Completion and well spacing optimization are not new issues. In the past, vertical well completions and well spacing were decided through reservoir characterization, reservoir engineering and economics. These methods were effective in predicting the future production and the drainage area of each well. Today, in unconventional horizontal multistage completion wells, the industry has turned to using a statistical approach to evaluating past completions and production using Big Data. This approach requires hundreds of wells to determine the completion parameters necessary to improve economics. Large companies can afford to gather Big Data on wells completed with suboptimal designs because they have thousands of remaining locations. Small companies cannot afford this methodology, the value of each well is too important. They are left looking over the fence, not knowing whether the large company is still conducting “experiments” or has identified an optimal design.
The oil and gas industry is tasked with providing the fuel that runs the world’s economy but must also make a profit doing so. The profit made compared to the money spent determines the investor’s willingness to provide capital and the value of publicly traded companies. Even before the recent collapse in oil price, the investment community had been critical about the return on investment (ROI) the industry was delivering. This was primarily due to focusing on production, with minimal focus on the capital being spent.
It is time to get back to reservoir engineering, characterization and economics. The first critical step is modeling (predicting) the future production for various completion designs and the associated costs for each of those designs. Knowing how a change in design and costs affect future production enables optimizing the completion for economics, improving each well’s ROI. Reservoir and completion characterization reveal the drainage areas of each well and allow improved economic well spacing, further increasing ROI.
The production decline of unconventional horizontal multistage wells behave similarly. There are three primary flow periods that these wells experience: early-time linear flow, transitional flow and late-time linear flow. Any of these periods may be interrupted by interference between wells. A detailed description of these flow periods is provided in the URTeC 2019-1142 paper.
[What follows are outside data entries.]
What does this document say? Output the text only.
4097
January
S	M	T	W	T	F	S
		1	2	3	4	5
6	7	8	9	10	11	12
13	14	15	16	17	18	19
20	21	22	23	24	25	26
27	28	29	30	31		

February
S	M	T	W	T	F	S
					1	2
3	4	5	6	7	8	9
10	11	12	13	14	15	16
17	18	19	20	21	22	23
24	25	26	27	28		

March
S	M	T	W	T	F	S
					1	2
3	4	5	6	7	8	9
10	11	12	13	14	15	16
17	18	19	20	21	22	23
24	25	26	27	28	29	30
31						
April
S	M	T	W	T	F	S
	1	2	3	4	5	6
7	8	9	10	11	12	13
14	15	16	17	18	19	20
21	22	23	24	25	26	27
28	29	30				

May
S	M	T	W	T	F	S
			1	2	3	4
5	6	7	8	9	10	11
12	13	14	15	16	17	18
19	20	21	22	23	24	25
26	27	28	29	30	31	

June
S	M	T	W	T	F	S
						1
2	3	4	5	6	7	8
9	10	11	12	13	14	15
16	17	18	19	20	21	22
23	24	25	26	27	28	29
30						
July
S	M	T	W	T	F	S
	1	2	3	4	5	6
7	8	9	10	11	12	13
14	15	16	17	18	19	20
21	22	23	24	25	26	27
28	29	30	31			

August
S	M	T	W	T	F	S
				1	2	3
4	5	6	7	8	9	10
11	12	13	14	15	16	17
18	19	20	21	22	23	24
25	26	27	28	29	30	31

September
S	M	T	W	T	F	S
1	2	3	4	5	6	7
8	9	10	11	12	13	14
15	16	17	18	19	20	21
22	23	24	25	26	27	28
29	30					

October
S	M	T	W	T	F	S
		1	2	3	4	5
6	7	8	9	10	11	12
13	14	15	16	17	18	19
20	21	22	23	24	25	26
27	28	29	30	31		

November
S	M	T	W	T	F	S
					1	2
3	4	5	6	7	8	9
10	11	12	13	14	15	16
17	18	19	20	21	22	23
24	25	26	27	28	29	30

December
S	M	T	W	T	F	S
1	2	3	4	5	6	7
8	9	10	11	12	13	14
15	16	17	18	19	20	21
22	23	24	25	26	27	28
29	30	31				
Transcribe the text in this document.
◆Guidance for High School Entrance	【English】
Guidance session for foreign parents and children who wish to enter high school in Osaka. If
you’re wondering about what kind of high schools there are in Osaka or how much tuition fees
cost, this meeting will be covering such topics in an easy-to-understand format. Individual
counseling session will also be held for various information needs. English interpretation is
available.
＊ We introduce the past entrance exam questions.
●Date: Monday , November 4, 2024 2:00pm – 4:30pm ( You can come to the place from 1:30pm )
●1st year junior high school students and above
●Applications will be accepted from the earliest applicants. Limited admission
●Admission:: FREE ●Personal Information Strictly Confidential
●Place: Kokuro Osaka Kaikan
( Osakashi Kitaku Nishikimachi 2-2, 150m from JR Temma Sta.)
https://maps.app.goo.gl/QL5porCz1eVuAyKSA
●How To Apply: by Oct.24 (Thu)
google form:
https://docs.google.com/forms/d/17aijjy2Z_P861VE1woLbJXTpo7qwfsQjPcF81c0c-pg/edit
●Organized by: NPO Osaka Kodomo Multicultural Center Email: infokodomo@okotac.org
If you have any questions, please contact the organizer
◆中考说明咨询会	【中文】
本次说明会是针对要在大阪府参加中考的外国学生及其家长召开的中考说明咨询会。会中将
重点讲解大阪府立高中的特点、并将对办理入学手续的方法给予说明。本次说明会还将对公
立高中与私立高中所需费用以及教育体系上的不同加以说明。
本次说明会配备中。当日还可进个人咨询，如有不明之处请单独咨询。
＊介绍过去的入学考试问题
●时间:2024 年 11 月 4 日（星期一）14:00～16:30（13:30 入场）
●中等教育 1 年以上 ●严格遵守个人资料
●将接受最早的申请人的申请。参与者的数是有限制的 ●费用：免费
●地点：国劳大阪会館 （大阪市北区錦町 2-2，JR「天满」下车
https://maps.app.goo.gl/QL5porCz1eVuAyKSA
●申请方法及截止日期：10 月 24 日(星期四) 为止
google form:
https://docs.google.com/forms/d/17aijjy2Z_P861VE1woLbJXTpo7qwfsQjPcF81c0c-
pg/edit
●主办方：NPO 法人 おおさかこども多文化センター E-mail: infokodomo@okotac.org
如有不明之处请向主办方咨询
Each one of these flow periods tells producers something about the formation permeability (the system of matrix and natural fracturing) and the completion effectiveness (number of dominant fractures and the average effective fracture half-lengths).
Using the production history of an existing well and reservoir modeling software, either analytical or numerical, that history is matched to determine the formation permeability, number of producing dominant fractures and the average effective fracture half-length. If only the first flow period is present, there is no unique solution to these parameters. If only the first two flow periods are present, there becomes a few possible solutions to these values. If all three flow periods are present, the solution becomes unique.
Individual well optimization
Once multiple wells are matched, a range for formation permeability and the effective fracture half-lengths can be bracketed. If different stage sizes had been used during the completion of these wells, a determination can be made between fracture treatment design and effective fracture half-length achieved. This leads to projecting what may be possible from larger or smaller treatments. The cost of performing these different size treatments varies and can then be used to optimize stage treatment size and design.
Knowing the formation permeability and effective fracture half-length versus various treatment sizes, the reservoir model is used to forward model the production for a wide variety of stage spacing options and stage treatments sizes. Utilizing the cost for each of these scenarios, economics can be performed to determine the profit, net present value (NPV) and ROI from each completion scenario, and a heat map can be constructed to determine in which direction economic improvement may be obtained (Figure 1).
Early time production, initial potential (IP), has been used by the industry to guide completion design changes over the past decade. The magnitude of a well’s IP is determined by the product of the surface area of the producing fractures and the square-root of the permeability. However, the EUR is a function of the stimulated reservoir volume, determined primarily by the lateral length and the effective fracture half-length. So IP can be increased by increasing the number of stages (increasing the cost of the well); however, if effective fracture half-length is not increased, the EUR will be virtually unchanged. This leads to rate acceleration (over a short period of time) and destroying economic value.
Well spacing optimization
Optimizing well spacing begins with the same critical tools, reservoir characterization, reservoir engineering and economics. The results from the production history matching process are used to describe the completions and reservoir in the model. Well spacing is varied in the model, and scenarios are generated showing how a well bounded on both sides produces compared to a well in an infinite acting reservoir. The recovery for the bounded well is then used to generate the economics for wells completed at each well spacing scenario.
Figure 2 summarizes the NPV (8%) results for different well spacing to develop 6,400 acres using the reservoir parameters shown. A case is shown for an effective half-length (Lf) of 150 ft and 200 ft. By increasing the Lf by only 50 ft, the optimum capital investment reduces by $12 million and NPV increases by $30 million.
Reservoir/completion characterization through production history matching can lead to significant increases in economic return. The well count necessary to gain meaningful knowledge is far less than that needed by Big Data solutions. Understanding unconventional reservoir production decline behavior coupled with the ability to forward model completion and well spacing changes, enables operators to optimize their capital investment and achieve the optimal economic performance.